Both New Labour and the Conservatives have shown their cowardice in the light of facts. The Liberal Democrats are the only party tough on drugs, and drug policy. They have the balls to admit the mistakes of the last 38 years.
Cowards.
Nutt's statistics clearly show that horse-riding kills 100 people a year. This is shattering lives and dividing communities. I propose the following:
1. The riding of horses shall be made illegal.
2. The breeding of horses shall also be made illegal.
3. The supply or sale of horses shall also be made illegal.
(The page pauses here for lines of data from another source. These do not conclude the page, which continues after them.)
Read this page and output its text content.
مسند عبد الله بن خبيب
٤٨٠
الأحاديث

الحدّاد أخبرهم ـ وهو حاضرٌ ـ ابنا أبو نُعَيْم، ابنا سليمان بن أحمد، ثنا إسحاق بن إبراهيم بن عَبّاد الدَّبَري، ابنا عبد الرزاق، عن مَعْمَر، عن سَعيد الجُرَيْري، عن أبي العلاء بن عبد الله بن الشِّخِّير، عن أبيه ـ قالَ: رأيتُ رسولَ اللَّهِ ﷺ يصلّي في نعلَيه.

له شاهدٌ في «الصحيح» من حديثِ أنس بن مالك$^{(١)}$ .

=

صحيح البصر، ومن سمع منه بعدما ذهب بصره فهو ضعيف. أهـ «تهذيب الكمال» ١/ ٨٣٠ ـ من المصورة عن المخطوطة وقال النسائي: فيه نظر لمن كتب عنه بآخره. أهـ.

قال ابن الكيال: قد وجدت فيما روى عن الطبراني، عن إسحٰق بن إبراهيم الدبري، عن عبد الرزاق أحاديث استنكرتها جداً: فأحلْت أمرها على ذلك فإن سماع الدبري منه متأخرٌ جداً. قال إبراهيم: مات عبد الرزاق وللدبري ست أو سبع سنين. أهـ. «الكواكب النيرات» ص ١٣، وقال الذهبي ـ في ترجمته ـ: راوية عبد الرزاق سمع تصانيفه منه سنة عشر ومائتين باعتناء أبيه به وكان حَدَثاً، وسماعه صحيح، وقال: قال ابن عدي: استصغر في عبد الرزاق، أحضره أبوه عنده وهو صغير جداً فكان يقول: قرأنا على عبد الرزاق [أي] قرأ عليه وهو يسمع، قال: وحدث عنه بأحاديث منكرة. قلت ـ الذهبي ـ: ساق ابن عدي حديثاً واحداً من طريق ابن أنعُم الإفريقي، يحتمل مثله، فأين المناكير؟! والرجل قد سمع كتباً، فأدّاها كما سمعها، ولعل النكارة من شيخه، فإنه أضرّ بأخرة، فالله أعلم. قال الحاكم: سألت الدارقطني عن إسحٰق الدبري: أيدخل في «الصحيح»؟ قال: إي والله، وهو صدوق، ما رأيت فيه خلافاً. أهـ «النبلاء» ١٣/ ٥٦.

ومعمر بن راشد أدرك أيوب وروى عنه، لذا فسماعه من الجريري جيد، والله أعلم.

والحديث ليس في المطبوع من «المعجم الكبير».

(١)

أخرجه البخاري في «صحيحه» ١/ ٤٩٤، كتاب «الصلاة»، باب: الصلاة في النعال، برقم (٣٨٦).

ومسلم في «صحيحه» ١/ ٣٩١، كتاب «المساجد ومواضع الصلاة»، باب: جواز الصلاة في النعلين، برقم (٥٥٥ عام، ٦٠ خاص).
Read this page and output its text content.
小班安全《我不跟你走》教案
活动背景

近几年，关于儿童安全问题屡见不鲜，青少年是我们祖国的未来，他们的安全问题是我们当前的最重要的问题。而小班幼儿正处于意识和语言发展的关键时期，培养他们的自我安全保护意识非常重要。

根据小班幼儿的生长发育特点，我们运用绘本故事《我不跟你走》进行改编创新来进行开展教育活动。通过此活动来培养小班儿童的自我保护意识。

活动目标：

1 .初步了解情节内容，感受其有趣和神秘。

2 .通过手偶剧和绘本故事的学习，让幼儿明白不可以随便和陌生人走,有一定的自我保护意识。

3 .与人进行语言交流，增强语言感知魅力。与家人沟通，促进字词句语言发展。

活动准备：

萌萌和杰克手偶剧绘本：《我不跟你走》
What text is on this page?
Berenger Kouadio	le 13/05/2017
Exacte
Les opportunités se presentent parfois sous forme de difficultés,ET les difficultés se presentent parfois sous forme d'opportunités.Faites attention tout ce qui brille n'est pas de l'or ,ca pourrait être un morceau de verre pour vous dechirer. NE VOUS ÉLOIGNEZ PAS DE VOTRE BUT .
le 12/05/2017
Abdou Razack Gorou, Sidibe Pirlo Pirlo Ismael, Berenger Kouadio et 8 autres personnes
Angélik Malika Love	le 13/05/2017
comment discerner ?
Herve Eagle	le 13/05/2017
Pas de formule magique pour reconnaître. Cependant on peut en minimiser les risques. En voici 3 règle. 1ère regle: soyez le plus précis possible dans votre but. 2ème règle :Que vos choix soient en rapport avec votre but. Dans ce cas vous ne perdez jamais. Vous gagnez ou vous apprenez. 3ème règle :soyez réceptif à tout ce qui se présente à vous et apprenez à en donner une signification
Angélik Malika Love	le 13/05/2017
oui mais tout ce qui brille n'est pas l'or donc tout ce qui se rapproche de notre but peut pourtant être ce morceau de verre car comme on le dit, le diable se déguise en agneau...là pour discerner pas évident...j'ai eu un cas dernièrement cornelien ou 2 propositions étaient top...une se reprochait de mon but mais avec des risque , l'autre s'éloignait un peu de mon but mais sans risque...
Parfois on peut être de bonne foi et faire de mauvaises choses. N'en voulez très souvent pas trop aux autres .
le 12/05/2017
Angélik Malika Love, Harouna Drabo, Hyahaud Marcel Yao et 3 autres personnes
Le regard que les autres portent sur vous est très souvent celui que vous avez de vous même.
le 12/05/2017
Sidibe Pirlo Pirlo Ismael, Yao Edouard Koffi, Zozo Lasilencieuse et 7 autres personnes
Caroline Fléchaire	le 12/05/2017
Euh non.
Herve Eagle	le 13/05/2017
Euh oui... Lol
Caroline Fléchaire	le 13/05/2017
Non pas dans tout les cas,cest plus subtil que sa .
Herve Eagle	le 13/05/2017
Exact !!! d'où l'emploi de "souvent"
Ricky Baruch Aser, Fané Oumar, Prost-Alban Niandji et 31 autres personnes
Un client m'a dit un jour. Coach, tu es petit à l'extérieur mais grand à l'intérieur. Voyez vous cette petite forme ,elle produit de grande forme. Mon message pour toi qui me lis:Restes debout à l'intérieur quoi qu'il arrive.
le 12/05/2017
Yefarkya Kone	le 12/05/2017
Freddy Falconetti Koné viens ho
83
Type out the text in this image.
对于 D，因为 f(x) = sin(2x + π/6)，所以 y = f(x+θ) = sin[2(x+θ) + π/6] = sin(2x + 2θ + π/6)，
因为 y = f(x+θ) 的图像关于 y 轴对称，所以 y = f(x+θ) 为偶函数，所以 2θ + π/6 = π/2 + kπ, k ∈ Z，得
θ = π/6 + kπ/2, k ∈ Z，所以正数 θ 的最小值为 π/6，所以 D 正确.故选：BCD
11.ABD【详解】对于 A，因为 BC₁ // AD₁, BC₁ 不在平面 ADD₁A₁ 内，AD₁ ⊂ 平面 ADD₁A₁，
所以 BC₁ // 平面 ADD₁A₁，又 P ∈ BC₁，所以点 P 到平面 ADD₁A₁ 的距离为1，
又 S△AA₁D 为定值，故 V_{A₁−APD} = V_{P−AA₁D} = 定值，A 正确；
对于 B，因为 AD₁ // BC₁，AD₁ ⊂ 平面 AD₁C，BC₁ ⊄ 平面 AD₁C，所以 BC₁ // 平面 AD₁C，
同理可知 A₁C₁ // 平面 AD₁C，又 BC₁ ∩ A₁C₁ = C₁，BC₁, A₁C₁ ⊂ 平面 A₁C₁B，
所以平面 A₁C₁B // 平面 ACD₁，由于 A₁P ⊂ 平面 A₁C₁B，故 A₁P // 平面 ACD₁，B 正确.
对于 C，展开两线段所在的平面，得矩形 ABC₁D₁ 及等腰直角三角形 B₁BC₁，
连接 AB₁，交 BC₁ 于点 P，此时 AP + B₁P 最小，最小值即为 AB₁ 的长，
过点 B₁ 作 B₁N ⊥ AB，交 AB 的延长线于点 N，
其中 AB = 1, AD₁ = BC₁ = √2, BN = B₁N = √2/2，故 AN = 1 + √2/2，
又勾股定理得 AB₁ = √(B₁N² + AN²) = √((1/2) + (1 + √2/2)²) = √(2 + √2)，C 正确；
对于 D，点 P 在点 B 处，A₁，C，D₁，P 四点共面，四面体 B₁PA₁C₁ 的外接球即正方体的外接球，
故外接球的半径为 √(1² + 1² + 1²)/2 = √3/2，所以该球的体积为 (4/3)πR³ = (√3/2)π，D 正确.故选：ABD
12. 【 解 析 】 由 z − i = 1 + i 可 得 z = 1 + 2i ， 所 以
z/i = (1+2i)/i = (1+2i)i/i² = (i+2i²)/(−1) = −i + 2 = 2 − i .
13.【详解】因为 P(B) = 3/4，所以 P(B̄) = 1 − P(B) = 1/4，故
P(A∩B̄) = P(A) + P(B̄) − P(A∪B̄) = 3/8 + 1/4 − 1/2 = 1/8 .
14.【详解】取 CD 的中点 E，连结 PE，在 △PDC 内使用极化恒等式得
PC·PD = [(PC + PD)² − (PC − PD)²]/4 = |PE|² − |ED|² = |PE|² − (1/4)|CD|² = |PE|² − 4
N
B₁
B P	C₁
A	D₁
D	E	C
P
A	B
Anyone caught with a horse shall be imprisoned for up to 5 years. Those breeding, and/or distributing horses will the maximum force of the law.
There, job done! It's so simple, why don't people just do that with drugs? It'd solve the whole problem overnight.
Maybe Gordon is slightly autistic? This might help with his behavior problems:
http://www.momlogic.com/2009/11/can_mar
NO no, just make hoses illegal - well, maybe not sea horses - saves oceans of time...
I remember people saying the party line in USSR and thinking somewhat differently led to a breakdown 1989 re 'The case for Democracy' by Natan Sharansky (George Bush's favourite book circa 2005) from which Condoleeza Rice on January 18, 2005, Rice elaborated on the concept: "The world should apply what Natan Sharansky calls the "town square test": if a person cannot walk into the middle of the town square and express his or her views without fear of arrest, imprisonment, or physical harm, (eg dismissal ed.) then that person is living in a fear society, not a free society.
Would like to know more, expand please...
Then there is all the educational and sociological expertise that is ignored.